Production Patterns

Patterns for running neops workers reliably at scale.

Container Deployment

A minimal Dockerfile for a worker:

FROM python:3.12-slim

WORKDIR /app

COPY pyproject.toml uv.lock ./
RUN pip install uv && uv sync --no-dev

COPY . .

CMD ["uv", "run", "neops_worker"]

Key considerations:

Pin the Python version to match your development environment.
The worker imports configuration from the project's config module — ensure it is available in the container image.
Use .env for configuration or inject environment variables via your orchestrator (Docker Compose, Kubernetes).
Exclude test code via .dockerignore rather than selective COPY.

Docker Compose

services:
  worker:
    build: .
    environment:
      URL_BLACKBOARD: http://workflow-engine:3030
      DIR_FUNCTION_BLOCKS: ./my_function_blocks
      WORKER_NAME: docker-worker-01
    restart: unless-stopped
    depends_on:
      - workflow-engine

Scaling Workers

Horizontal scaling

Run multiple worker instances. Each worker:

Registers independently with the workflow engine.
Polls for jobs it can execute (based on registered function blocks).
Processes one job at a time (max_workers=1).

The workflow engine distributes jobs across available workers. To handle more concurrent work, add more worker instances.

Specialization

Different workers can register different function block packages:

Worker	`DIR_FUNCTION_BLOCKS`	Handles
`config-worker`	`./config_blocks`	Config backup, push, compliance
`inventory-worker`	`./inventory_blocks`	Discovery, inventory collection
`monitoring-worker`	`./monitoring_blocks`	Health checks, SNMP polling

This lets you scale each concern independently and isolate failures.

Health Monitoring

Heartbeat

The worker sends heartbeats every HEARTBEAT_INTERVAL seconds. If the workflow engine stops receiving heartbeats, it marks the worker as expired and re-queues its in-flight job.

Log-based monitoring

The worker logs structured events at key lifecycle points:

Event	Level	Indicates
`NEOPS Worker starting...`	INFO	Worker initializing
`Found N function block(s)`	INFO	Discovery completed
`Registering worker with backend...`	INFO	Registration in progress
`Processing N job(s)`	INFO	Jobs received and processing
`Received SIGTERM. Shutting down...`	INFO	Graceful shutdown initiated
`Shutdown requested, skipping N remaining job(s)`	WARNING	Shutdown during job batch
`Worker registration failed`	ERROR	Cannot reach workflow engine
`Worker expired!

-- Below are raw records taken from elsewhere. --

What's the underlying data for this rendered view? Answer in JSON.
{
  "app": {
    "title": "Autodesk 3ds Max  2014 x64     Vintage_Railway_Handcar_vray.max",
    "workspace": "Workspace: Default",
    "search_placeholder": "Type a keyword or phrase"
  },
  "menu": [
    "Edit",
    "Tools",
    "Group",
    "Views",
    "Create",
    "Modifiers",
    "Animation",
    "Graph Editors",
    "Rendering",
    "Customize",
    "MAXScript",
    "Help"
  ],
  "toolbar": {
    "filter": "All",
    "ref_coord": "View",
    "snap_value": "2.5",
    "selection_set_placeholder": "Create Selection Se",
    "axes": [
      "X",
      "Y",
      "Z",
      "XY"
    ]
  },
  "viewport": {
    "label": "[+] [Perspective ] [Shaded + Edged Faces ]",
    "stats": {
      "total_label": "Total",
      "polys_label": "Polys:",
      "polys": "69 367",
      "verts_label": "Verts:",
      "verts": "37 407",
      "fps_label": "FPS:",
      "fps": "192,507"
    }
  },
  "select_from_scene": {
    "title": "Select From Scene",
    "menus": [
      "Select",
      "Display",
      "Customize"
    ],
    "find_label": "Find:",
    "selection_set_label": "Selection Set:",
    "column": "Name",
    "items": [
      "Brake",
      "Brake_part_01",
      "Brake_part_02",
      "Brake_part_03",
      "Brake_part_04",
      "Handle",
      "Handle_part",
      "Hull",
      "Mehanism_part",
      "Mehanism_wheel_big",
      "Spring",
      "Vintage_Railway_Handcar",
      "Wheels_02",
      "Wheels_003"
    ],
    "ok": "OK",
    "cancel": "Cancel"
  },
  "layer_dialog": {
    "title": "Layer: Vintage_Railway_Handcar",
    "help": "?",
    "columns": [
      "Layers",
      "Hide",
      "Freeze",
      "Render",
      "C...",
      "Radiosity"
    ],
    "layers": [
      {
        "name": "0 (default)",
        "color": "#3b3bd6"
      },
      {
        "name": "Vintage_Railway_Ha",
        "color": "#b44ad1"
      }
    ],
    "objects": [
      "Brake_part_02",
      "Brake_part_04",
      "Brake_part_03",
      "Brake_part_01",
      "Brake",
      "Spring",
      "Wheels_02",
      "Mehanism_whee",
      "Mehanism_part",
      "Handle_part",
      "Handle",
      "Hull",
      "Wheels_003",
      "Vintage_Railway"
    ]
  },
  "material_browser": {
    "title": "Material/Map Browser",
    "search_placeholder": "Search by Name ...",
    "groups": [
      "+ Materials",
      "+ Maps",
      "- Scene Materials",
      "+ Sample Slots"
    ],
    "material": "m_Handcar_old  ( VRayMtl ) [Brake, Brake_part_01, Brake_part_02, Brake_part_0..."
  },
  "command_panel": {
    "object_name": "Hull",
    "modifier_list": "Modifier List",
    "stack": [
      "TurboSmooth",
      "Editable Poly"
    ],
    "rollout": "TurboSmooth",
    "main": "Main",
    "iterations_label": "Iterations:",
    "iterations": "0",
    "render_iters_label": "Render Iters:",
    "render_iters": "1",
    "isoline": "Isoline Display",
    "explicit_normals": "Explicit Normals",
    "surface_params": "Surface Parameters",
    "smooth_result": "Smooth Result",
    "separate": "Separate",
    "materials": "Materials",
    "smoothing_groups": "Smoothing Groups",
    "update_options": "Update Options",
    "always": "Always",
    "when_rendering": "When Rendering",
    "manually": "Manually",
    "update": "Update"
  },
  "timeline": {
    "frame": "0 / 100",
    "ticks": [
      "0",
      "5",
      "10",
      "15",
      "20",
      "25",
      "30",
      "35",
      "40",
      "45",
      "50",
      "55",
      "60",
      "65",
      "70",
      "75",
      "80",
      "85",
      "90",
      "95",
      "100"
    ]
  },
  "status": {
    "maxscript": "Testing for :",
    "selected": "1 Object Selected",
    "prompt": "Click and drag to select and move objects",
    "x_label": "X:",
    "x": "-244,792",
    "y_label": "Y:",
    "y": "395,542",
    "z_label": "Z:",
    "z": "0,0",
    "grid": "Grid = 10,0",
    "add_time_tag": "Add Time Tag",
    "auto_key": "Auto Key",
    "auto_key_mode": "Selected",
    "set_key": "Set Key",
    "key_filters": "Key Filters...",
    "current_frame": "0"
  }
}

Backend rejected ping with 404.`	ERROR	Worker invalidated by backend

Forward these logs to your monitoring stack (ELK, Grafana Loki, Datadog) for alerting.

Error Recovery

Failure	Worker behavior	Engine behavior
Network partition	Misses heartbeats, reconnects on recovery	Marks worker expired, re-queues jobs
Function block exception	Reports failure result to blackboard	Marks job as FAILED_SAFE or FAILED_UNSAFE based on purity
Worker crash	Process exits	Detects missed heartbeats, re-queues
Workflow engine restart	Worker retries API calls	Re-accepts worker registrations

Security Considerations

Credentials: Device credentials live in the CMS. Workers access them through WorkflowContext. Never store credentials in function block code or environment variables.
Network access: Workers need network access to both the workflow engine API and the managed devices. Use network segmentation to limit blast radius.
TLS: Configure URL_BLACKBOARD with https:// in production. The underlying HTTP client respects standard TLS settings.
Least privilege: Each worker only needs access to the devices its function blocks manage. Use separate workers for different network zones.